## Exploratory analysis of the US Airport Dataset

This dataset contains data for 5 years[1995, 2000, 2005, 2010, 2015] of flights between various US airports and the carrier on those routes.

Let's see what can we make out of this!

In [None]:
import networkx as nx
import pandas as pd
air_data = pd.read_csv('dump_output.csv')
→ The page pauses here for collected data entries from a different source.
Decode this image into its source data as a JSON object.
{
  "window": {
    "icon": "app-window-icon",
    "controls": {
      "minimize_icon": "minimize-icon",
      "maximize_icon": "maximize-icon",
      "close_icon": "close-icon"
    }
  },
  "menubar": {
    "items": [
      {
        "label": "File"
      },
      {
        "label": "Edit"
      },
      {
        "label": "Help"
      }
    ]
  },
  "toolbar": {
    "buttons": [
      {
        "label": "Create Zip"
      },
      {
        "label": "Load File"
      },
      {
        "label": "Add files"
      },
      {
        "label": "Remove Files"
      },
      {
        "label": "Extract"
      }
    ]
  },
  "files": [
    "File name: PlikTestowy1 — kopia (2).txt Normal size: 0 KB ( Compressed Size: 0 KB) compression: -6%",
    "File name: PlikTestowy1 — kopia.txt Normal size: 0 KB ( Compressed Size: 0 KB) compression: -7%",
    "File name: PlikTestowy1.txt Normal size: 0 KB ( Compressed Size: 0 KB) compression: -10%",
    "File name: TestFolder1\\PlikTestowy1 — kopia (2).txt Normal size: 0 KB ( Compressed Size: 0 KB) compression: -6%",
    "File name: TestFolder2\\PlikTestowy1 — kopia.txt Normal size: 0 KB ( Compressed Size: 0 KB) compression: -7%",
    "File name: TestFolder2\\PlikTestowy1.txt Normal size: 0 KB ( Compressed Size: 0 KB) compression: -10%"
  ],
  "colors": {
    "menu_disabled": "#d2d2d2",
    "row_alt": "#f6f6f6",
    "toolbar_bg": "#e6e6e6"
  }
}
We create 5 graphs (one for each year), it may take a couple of minutes to load all the graphs.

In [None]:
air_graph_1995 = air_data[air_data.YEAR == 1995]
G_1995 = nx.DiGraph()
for row in air_graph_1995.iterrows():
    G_1995.add_edge(row[1].ORIGIN, row[1].DEST)

In [None]:
air_graph_2000 = air_data[air_data.YEAR == 2000]
G_2000 = nx.DiGraph()
for row in air_graph_2000.iterrows():
    G_2000.add_edge(row[1].ORIGIN, row[1].DEST)

In [None]:
air_graph_2005 = air_data[air_data.YEAR == 2005]
G_2005 = nx.DiGraph()
for row in air_graph_2005.iterrows():
    G_2005.add_edge(row[1].ORIGIN, row[1].DEST)

In [None]:
air_graph_2010 = air_data[air_data.YEAR == 2010]
G_2010 = nx.DiGraph()
for row in air_graph_2010.iterrows():
    G_2010.add_edge(row[1].ORIGIN, row[1].DEST)

In [None]:
air_graph_2015 = air_data[air_data.YEAR == 2015]
G_2015 = nx.DiGraph()
for row in air_graph_2015.iterrows():
    G_2015.add_edge(row[1].ORIGIN, row[1].DEST)

So let's have a look at the important nodes in this network, i.e. important airports in this network. We'll use pagerank, betweenness centrality and degree centrality.

In [None]:
sorted(nx.pagerank(G_2015).items(), key=lambda x:x[1], reverse=True)[0:10]

In [None]:
# Find the betweenness_centrality and sort the result to get the top 10 nodes


In [None]:
# Find the degree_centrality and sort the result to get the top 10 nodes


'ANC' is the airport code of Anchorage airport, a place in Alaska, and according to pagerank and betweenness centrality it is the most important airport in this network Isn't that weird? Thoughts?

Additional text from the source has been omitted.